I'm not a jingoistic nationalist, I accept fully that I am who and what I am only by circumstance of birth. But it was a happy circumstance; I've always been proud of Ireland, always been proud of Irishness and what it means worldwide - humour, wit, intelligence, honour, strength, courage.
Why, then, are we allowing this to happen? Why is our political leadership, the successors of Collins and Connolly, so weak as to allow themselves be bullied by the ECB, by Germany and France? How are the rest of our politicians so lacking in their own principles and convictions as to allow themselves be whipped like curs into submission by the party leadership, not even a whimper of defiance?

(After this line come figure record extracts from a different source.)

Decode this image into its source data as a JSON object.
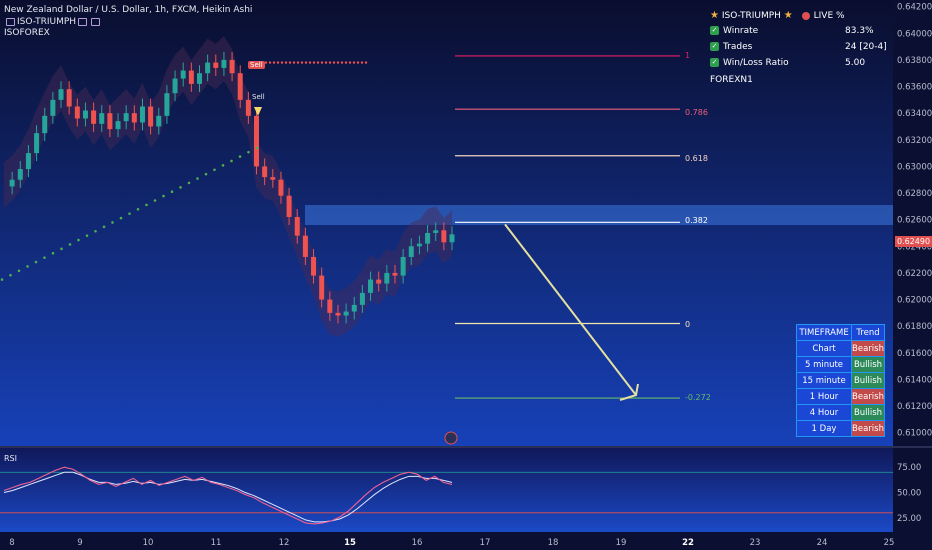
{
  "header": {
    "symbol_line": "New Zealand Dollar / U.S. Dollar, 1h, FXCM, Heikin Ashi",
    "indicator1": "ISO-TRIUMPH",
    "indicator2": "ISOFOREX",
    "rsi_label": "RSI"
  },
  "stats_panel": {
    "title": "ISO-TRIUMPH",
    "live": "LIVE %",
    "rows": [
      {
        "label": "Winrate",
        "value": "83.3%"
      },
      {
        "label": "Trades",
        "value": "24 [20-4]"
      },
      {
        "label": "Win/Loss Ratio",
        "value": "5.00"
      }
    ],
    "footer": "FOREXN1"
  },
  "timeframe_table": {
    "headers": [
      "TIMEFRAME",
      "Trend"
    ],
    "rows": [
      {
        "tf": "Chart",
        "trend": "Bearish"
      },
      {
        "tf": "5 minute",
        "trend": "Bullish"
      },
      {
        "tf": "15 minute",
        "trend": "Bullish"
      },
      {
        "tf": "1 Hour",
        "trend": "Bearish"
      },
      {
        "tf": "4 Hour",
        "trend": "Bullish"
      },
      {
        "tf": "1 Day",
        "trend": "Bearish"
      }
    ]
  },
  "signals": {
    "sell1": "Sell",
    "sell2": "Sell"
  },
  "current_price": "0.62490",
  "colors": {
    "background": "#0b1033",
    "bull_candle": "#26a69a",
    "bear_candle": "#ef5350",
    "accent_red": "#e05050",
    "zone_blue": "#2a62c9",
    "arrow": "#e6e0a0"
  },
  "chart_data": {
    "type": "line",
    "price_axis": {
      "ylim": [
        0.609,
        0.6425
      ],
      "ticks": [
        "0.64200",
        "0.64000",
        "0.63800",
        "0.63600",
        "0.63400",
        "0.63200",
        "0.63000",
        "0.62800",
        "0.62600",
        "0.62400",
        "0.62200",
        "0.62000",
        "0.61800",
        "0.61600",
        "0.61400",
        "0.61200",
        "0.61000"
      ],
      "tick_values": [
        0.642,
        0.64,
        0.638,
        0.636,
        0.634,
        0.632,
        0.63,
        0.628,
        0.626,
        0.624,
        0.622,
        0.62,
        0.618,
        0.616,
        0.614,
        0.612,
        0.61
      ]
    },
    "x_axis": {
      "ticks": [
        "8",
        "9",
        "10",
        "11",
        "12",
        "15",
        "16",
        "17",
        "18",
        "19",
        "22",
        "23",
        "24",
        "25"
      ],
      "bold_ticks": [
        "15",
        "22"
      ]
    },
    "fib_levels": [
      {
        "label": "1",
        "value": 0.6383,
        "color": "#e91e63"
      },
      {
        "label": "0.786",
        "value": 0.6343,
        "color": "#ef5f7a"
      },
      {
        "label": "0.618",
        "value": 0.6308,
        "color": "#f5d0c0"
      },
      {
        "label": "0.382",
        "value": 0.6258,
        "color": "#ffffff"
      },
      {
        "label": "0",
        "value": 0.6182,
        "color": "#f2e6b0"
      },
      {
        "label": "-0.272",
        "value": 0.6126,
        "color": "#66bb6a"
      }
    ],
    "resistance_zone": [
      0.6256,
      0.6271
    ],
    "projection_arrow": {
      "from": 0.6258,
      "to": 0.6126
    },
    "price_series": [
      0.6285,
      0.629,
      0.6298,
      0.631,
      0.6325,
      0.6338,
      0.635,
      0.6358,
      0.6345,
      0.6336,
      0.6342,
      0.6332,
      0.634,
      0.6328,
      0.6334,
      0.634,
      0.6333,
      0.6345,
      0.633,
      0.6338,
      0.6355,
      0.6366,
      0.6372,
      0.6362,
      0.637,
      0.6378,
      0.6374,
      0.638,
      0.637,
      0.635,
      0.6338,
      0.63,
      0.6292,
      0.629,
      0.6278,
      0.6262,
      0.6248,
      0.6232,
      0.6218,
      0.62,
      0.619,
      0.6188,
      0.6191,
      0.6196,
      0.6205,
      0.6215,
      0.6212,
      0.622,
      0.6218,
      0.6232,
      0.624,
      0.6242,
      0.625,
      0.6252,
      0.6243,
      0.6249
    ],
    "rsi": {
      "ylim": [
        15,
        90
      ],
      "ticks": [
        75.0,
        50.0,
        25.0
      ],
      "upper": 70,
      "lower": 30,
      "values": [
        52,
        55,
        58,
        60,
        64,
        68,
        72,
        75,
        73,
        68,
        62,
        58,
        60,
        56,
        60,
        64,
        58,
        62,
        57,
        60,
        63,
        66,
        62,
        65,
        60,
        58,
        55,
        52,
        48,
        45,
        40,
        36,
        32,
        28,
        24,
        20,
        19,
        20,
        22,
        26,
        32,
        40,
        48,
        55,
        60,
        64,
        68,
        70,
        68,
        62,
        66,
        60,
        58
      ],
      "signal": [
        50,
        52,
        55,
        58,
        61,
        64,
        67,
        70,
        70,
        67,
        63,
        60,
        60,
        58,
        59,
        61,
        59,
        60,
        58,
        59,
        61,
        63,
        62,
        63,
        61,
        59,
        57,
        54,
        50,
        47,
        43,
        39,
        35,
        31,
        27,
        23,
        21,
        21,
        22,
        24,
        28,
        34,
        41,
        48,
        54,
        59,
        63,
        66,
        66,
        64,
        64,
        62,
        60
      ]
    }
  }
}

Biggest puzzle of all, however, how are we, the people, allowing all of this to take place? Since our War of Independence every generation has handed on a better country to the next generation - what will we say to our kids?
Last Sunday in Ballyhea we had our 42nd consecutive weekly protest against this perversion of all that is fair, of all that is just. We've been joined by a few from our neighbouring parishes, but only a few. Where is the Irish Voice?